In fact, the American Thoracic Society readily acknowledges that it partners with the pharmaceutical industry and that its corporate partners include GlaxoSmithKline and Pfizer, along with at least nine other drug companies. Both GlaxoSmithKliine and Glaxo market smoking cessation drugs. Electronic cigarettes are a direct competitor of these drugs for the smoking cessation market. Thus, being president of an organization that takes money from these companies is a significant financial interest that should have been disclosed in the article. But the article states that there are no conflicts of interest.
Imagine if I were president of the American Heart Health Association (AHHA), and during my tenure as president, the AHHA received financial support from several electronic cigarette companies.
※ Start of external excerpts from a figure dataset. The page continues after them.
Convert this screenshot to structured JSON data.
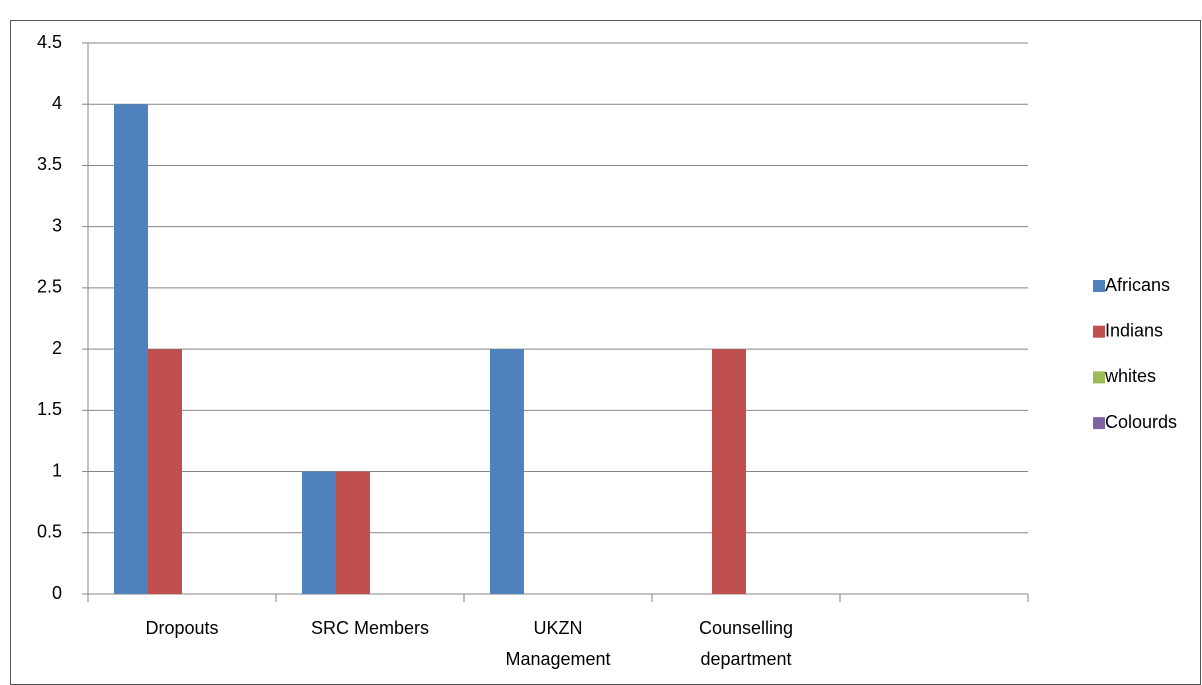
{
  "chart_data": {
    "type": "bar",
    "categories": [
      "Dropouts",
      "SRC Members",
      "UKZN Management",
      "Counselling department",
      null
    ],
    "series": [
      {
        "name": "Africans",
        "color": "#4f81bd",
        "values": [
          4,
          1,
          2,
          0,
          null
        ]
      },
      {
        "name": "Indians",
        "color": "#c0504d",
        "values": [
          2,
          1,
          0,
          2,
          null
        ]
      },
      {
        "name": "whites",
        "color": "#9bbb59",
        "values": [
          0,
          0,
          0,
          0,
          null
        ]
      },
      {
        "name": "Colourds",
        "color": "#8064a2",
        "values": [
          0,
          0,
          0,
          0,
          null
        ]
      }
    ],
    "ylim": [
      0,
      4.5
    ],
    "yticks": [
      0,
      0.5,
      1,
      1.5,
      2,
      2.5,
      3,
      3.5,
      4,
      4.5
    ],
    "grid": true,
    "legend": "right"
  }
}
Suppose I went on to publish a commentary arguing that e-cigarettes are a great strategy for smoking cessation and harm reduction. It would certainly be expected that I disclose my being president of the AHHA and receiving e-cigarette industry funding as a conflict of interest. I can guarantee that anti-smoking advocates, including Stan Glantz, would try to vilify and discredit me for not revealing this financial conflict.
The American Thoracic Society continues to receive financial support from Pfizer, which is supporting its 2015 international conference in May. The commentary's author is still affiliated with the American Thoracic Society, as he is listed as being a member of the Board of Trustees of the American Thoracic Society Foundation, on which also sits the Vice President of MedCenter Sales for GlaxoSmithKline.
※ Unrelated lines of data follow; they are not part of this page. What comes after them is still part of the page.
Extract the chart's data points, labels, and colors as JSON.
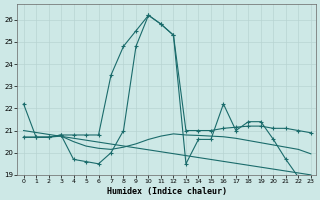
{
  "xlabel": "Humidex (Indice chaleur)",
  "background_color": "#cde8e6",
  "grid_color": "#b8d4d2",
  "line_color": "#1a6b6b",
  "xlim_min": -0.5,
  "xlim_max": 23.4,
  "ylim_min": 19.0,
  "ylim_max": 26.7,
  "yticks": [
    19,
    20,
    21,
    22,
    23,
    24,
    25,
    26
  ],
  "xticks": [
    0,
    1,
    2,
    3,
    4,
    5,
    6,
    7,
    8,
    9,
    10,
    11,
    12,
    13,
    14,
    15,
    16,
    17,
    18,
    19,
    20,
    21,
    22,
    23
  ],
  "line1_x": [
    0,
    1,
    2,
    3,
    4,
    5,
    6,
    7,
    8,
    9,
    10,
    11,
    12,
    13,
    14,
    15,
    16,
    17,
    18,
    19,
    20,
    21,
    22,
    23
  ],
  "line1_y": [
    22.2,
    20.7,
    20.7,
    20.8,
    19.7,
    19.6,
    19.5,
    20.0,
    21.0,
    24.8,
    26.2,
    25.8,
    25.3,
    19.5,
    20.6,
    20.6,
    22.2,
    21.0,
    21.4,
    21.4,
    20.6,
    19.7,
    18.9,
    18.7
  ],
  "line2_x": [
    0,
    1,
    2,
    3,
    4,
    5,
    6,
    7,
    8,
    9,
    10,
    11,
    12,
    13,
    14,
    15,
    16,
    17,
    18,
    19,
    20,
    21,
    22,
    23
  ],
  "line2_y": [
    20.7,
    20.7,
    20.7,
    20.8,
    20.8,
    20.8,
    20.8,
    23.5,
    24.8,
    25.5,
    26.2,
    25.8,
    25.3,
    21.0,
    21.0,
    21.0,
    21.1,
    21.15,
    21.2,
    21.2,
    21.1,
    21.1,
    21.0,
    20.9
  ],
  "line3_x": [
    0,
    1,
    2,
    3,
    4,
    5,
    6,
    7,
    8,
    9,
    10,
    11,
    12,
    13,
    14,
    15,
    16,
    17,
    18,
    19,
    20,
    21,
    22,
    23
  ],
  "line3_y": [
    20.7,
    20.7,
    20.7,
    20.75,
    20.5,
    20.3,
    20.2,
    20.15,
    20.25,
    20.4,
    20.6,
    20.75,
    20.85,
    20.8,
    20.78,
    20.75,
    20.72,
    20.65,
    20.55,
    20.45,
    20.35,
    20.25,
    20.15,
    19.95
  ],
  "line4_x": [
    0,
    23
  ],
  "line4_y": [
    21.0,
    19.0
  ]
}
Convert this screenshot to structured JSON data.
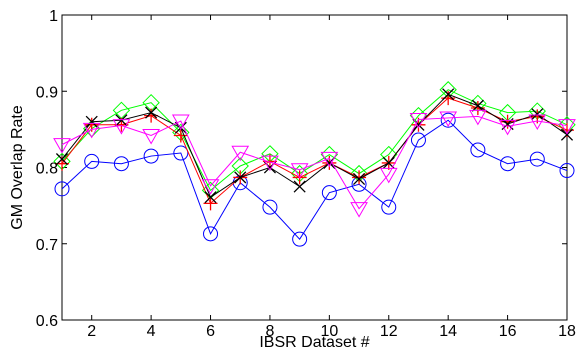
{
  "chart_data": {
    "type": "line",
    "title": "",
    "xlabel": "IBSR Dataset #",
    "ylabel": "GM Overlap Rate",
    "xlim": [
      1,
      18
    ],
    "ylim": [
      0.6,
      1.0
    ],
    "xticks": [
      2,
      4,
      6,
      8,
      10,
      12,
      14,
      16,
      18
    ],
    "yticks": [
      0.6,
      0.7,
      0.8,
      0.9,
      1.0
    ],
    "ytick_labels": [
      "0.6",
      "0.7",
      "0.8",
      "0.9",
      "1"
    ],
    "grid": false,
    "legend": false,
    "x": [
      1,
      2,
      3,
      4,
      5,
      6,
      7,
      8,
      9,
      10,
      11,
      12,
      13,
      14,
      15,
      16,
      17,
      18
    ],
    "series": [
      {
        "color": "#0000ff",
        "marker": "circle",
        "values": [
          0.772,
          0.808,
          0.805,
          0.815,
          0.819,
          0.713,
          0.78,
          0.748,
          0.706,
          0.767,
          0.778,
          0.748,
          0.836,
          0.862,
          0.823,
          0.805,
          0.811,
          0.796
        ]
      },
      {
        "color": "#00ff00",
        "marker": "diamond",
        "values": [
          0.808,
          0.851,
          0.875,
          0.885,
          0.846,
          0.77,
          0.802,
          0.818,
          0.792,
          0.817,
          0.792,
          0.817,
          0.868,
          0.902,
          0.884,
          0.872,
          0.874,
          0.856
        ]
      },
      {
        "color": "#ff0000",
        "marker": "plus",
        "values": [
          0.805,
          0.856,
          0.856,
          0.868,
          0.842,
          0.753,
          0.787,
          0.808,
          0.787,
          0.806,
          0.787,
          0.806,
          0.856,
          0.891,
          0.878,
          0.86,
          0.867,
          0.849
        ]
      },
      {
        "color": "#000000",
        "marker": "x",
        "values": [
          0.811,
          0.86,
          0.862,
          0.872,
          0.852,
          0.761,
          0.787,
          0.8,
          0.775,
          0.806,
          0.785,
          0.806,
          0.856,
          0.896,
          0.881,
          0.857,
          0.87,
          0.843
        ]
      },
      {
        "color": "#ff00ff",
        "marker": "triangle-down",
        "values": [
          0.83,
          0.85,
          0.855,
          0.842,
          0.861,
          0.776,
          0.82,
          0.807,
          0.797,
          0.812,
          0.746,
          0.791,
          0.863,
          0.865,
          0.867,
          0.854,
          0.861,
          0.855
        ]
      }
    ]
  }
}
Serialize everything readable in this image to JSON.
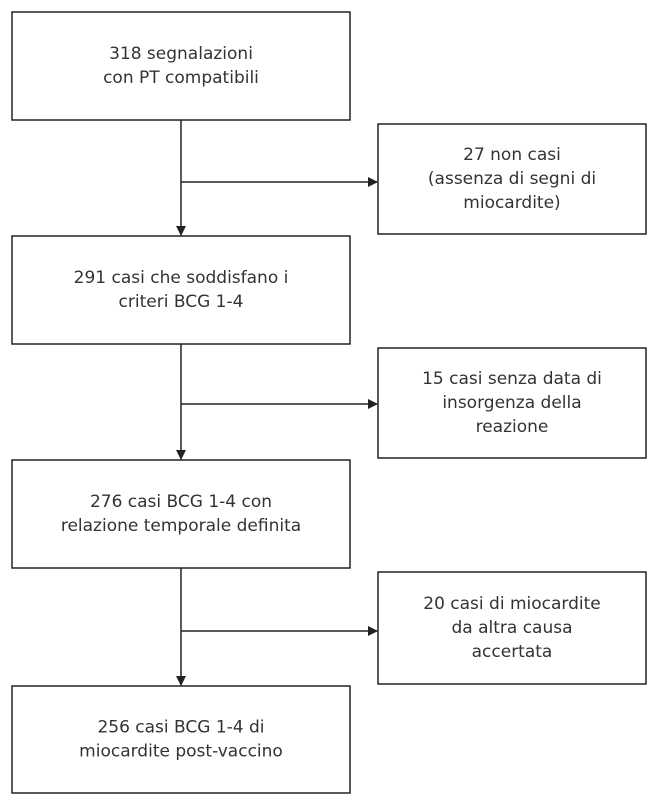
{
  "nodes": [
    {
      "lines": [
        "318 segnalazioni",
        "con PT compatibili"
      ]
    },
    {
      "lines": [
        "27 non casi",
        "(assenza di segni di",
        "miocardite)"
      ]
    },
    {
      "lines": [
        "291 casi che soddisfano i",
        "criteri BCG 1-4"
      ]
    },
    {
      "lines": [
        "15 casi senza data di",
        "insorgenza della",
        "reazione"
      ]
    },
    {
      "lines": [
        "276 casi BCG 1-4 con",
        "relazione temporale definita"
      ]
    },
    {
      "lines": [
        "20 casi di miocardite",
        "da altra causa",
        "accertata"
      ]
    },
    {
      "lines": [
        "256 casi BCG 1-4 di",
        "miocardite post-vaccino"
      ]
    }
  ]
}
The rest of the story is that the commentary fails to disclose a significant financial conflict of interest of its author, which has the appearance of creating a bias in the reporting of the scientific evidence and in the formation of the opinions expressed in the article.
It is particularly unfortunate that this conflict of interest was hidden from the public and the media, because news articles are reporting that e-cigarettes are a "gateway to addiction" and that they are "not a safer option." These unsupported and false conclusions are misleading the public and causing public health damage by undermining years of progress in convincing the public of the severe hazards of cigarette smoking. And unfortunately, the media and the public are not being made aware of the financial conflict of interest of the commentary's author, which would at least allow the conclusions to be taken with a grain of salt.